All Forex traders know that to profit overall in a currency market that sees around $5tn in trades made each day, you need a solid trading method. Having this kind of solid and effective strategy in place will benefit you in a number of ways.
Firstly, it will make it much quicker and easier to spot trading opportunities on the charts as you have the conditions to look for down in writing. Secondly, it will build discipline into your trading journey as you will be following a predefined method when trading. This is also very good for giving you the edge needed to profit overall – by finding an effective strategy and sticking to it (even when you have a few losing trades!), you will be setting yourself up for long-term investing success.
Of course, this means that choosing a trading method to begin with is key. Scalping is one strategy that many still do not know about – but is it one worth considering?
Scalping in FX – a popular method to use
The scalping method has actually been used in FX circles for quite some time. It is just not as well-known or widely used as something like a strategy that follows the trend, for example. If you have not come across this method before, then do not worry – it is pretty simple and quick to pick up.
In simple terms, this method sees you open trades for short periods and then close them again quickly when you are in profit. This could be from any currency pair, but as this is a rapid-fire strategy, you would need one that has some movement in the market itself. Scalping is done on the shorter timeframe charts – usually anything up to five minutes. Most people who use this method will only hold their open trade for around one minute before liquidating it though.
It is worth checking out a more detailed guide to forex scalping if you think that this method may be for you. These more in-depth guides can show you exactly how to go about it and also a host of other vital features to know about.
Why use the scalping strategy?
Of course, the big question you may ask is what makes this the method to use above all others? Here are some great advantages that scalping gives to traders:
- It is simple to use – one thing that many people like about scalping is that it is very easy to learn and very easy to put into practice. There is no need to digest a complex set of rules, to spend hours analysing charts, or to learn how to use complex chart indicators. You simply find a pair that looks suitable for scalping, open the trade you think will win, and then manually close it down within a few minutes to make money.
- It can be less risky – one thing that all successful traders know is that the longer you are exposed to the market, the more risk you are taking on. If you trade on longer timeframes, a sudden big market move can wipe you out in seconds – often for large amounts. Scalping avoids this by only exposing you to the market for a few minutes. This means that you are protected from the rampant volatility that other longer-term traders have to contend with. Scalping also usually involves opening smaller-size trades – this is great for reducing risk as you lose less if it does not work out.

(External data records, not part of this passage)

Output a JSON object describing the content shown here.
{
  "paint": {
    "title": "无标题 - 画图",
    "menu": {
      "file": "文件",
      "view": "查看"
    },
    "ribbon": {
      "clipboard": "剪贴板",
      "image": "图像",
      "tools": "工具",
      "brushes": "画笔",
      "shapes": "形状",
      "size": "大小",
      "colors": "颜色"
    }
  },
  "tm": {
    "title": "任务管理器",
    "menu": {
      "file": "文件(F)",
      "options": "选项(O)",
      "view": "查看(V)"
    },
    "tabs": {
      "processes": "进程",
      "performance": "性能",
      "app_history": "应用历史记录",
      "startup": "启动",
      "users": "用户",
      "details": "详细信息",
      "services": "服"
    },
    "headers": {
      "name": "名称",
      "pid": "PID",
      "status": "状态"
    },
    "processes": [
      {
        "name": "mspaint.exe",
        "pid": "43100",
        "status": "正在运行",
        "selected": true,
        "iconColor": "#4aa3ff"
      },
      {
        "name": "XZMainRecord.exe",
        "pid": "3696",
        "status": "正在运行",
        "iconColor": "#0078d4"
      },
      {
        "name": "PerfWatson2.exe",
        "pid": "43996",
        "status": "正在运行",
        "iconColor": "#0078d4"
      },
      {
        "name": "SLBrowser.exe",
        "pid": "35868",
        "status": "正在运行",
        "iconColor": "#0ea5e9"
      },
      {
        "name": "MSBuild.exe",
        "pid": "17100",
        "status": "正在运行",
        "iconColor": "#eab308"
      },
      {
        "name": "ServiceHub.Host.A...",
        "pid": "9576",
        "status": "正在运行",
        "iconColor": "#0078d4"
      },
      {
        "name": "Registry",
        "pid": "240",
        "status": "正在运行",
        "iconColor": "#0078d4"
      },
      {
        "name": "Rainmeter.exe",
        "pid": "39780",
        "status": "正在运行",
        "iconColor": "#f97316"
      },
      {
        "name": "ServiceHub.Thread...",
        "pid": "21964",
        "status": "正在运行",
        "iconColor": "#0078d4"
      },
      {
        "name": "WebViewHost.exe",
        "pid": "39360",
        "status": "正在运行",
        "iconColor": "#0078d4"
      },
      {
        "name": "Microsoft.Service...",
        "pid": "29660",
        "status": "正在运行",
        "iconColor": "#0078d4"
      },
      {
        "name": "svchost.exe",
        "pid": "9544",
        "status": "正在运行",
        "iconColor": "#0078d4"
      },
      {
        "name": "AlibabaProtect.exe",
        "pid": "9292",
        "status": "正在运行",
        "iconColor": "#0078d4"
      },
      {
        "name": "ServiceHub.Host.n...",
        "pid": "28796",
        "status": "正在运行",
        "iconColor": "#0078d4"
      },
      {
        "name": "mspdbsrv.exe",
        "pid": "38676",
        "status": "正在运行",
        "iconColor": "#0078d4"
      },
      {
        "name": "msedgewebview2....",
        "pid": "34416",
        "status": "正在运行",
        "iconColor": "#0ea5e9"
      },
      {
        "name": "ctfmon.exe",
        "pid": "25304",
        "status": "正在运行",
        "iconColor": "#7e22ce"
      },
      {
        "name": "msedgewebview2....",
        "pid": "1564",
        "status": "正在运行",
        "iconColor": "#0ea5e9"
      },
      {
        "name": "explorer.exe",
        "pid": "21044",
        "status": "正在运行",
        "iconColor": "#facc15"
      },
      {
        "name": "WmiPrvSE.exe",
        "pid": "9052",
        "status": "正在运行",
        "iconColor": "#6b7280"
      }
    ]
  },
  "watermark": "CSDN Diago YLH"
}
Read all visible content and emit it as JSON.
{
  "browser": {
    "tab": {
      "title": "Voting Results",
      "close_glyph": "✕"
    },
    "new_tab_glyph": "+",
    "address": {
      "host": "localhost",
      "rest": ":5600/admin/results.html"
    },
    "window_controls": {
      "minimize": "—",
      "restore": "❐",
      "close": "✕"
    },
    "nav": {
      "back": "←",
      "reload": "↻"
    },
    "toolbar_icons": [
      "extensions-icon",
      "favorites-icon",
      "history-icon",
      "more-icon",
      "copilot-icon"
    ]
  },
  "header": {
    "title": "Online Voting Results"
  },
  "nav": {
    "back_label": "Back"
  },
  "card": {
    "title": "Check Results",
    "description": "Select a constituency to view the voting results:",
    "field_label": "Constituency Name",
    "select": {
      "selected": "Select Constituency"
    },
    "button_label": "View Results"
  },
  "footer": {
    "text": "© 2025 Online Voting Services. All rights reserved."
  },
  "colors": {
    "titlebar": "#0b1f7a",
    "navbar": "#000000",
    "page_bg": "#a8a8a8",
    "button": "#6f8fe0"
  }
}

- It can be more exciting – we all know that emotion can be dangerous in FX trading, and you do not want to get too over-excited. However, you also need to find a trading method that you enjoy using and does give some fun when investing your money. Many traders like to scalp as it is fast-moving and gives them a real feeling of being at the heart of the action. While not for everyone, scalping can be the best strategy for those who find opening trades up for days too dull.
- Scalping can also be less stressful – all traders who use this method will close any open positions at the end of their session and then forget about trading until the next day. With no open positions overnight to worry about, there is no stress around what the FX market is doing or what effect it will have on them. For this reason, scalping can often be a less stressful way to trade.
Scalping is an effective strategy to consider
As the above shows, this trading method is certainly one to think about. As with all trading decisions on the major financial markets though, it must be remembered that whether to use it will be a personal choice. By finding out more about it and if you will be able to use it successfully, you will be able to add it to your trading arsenal.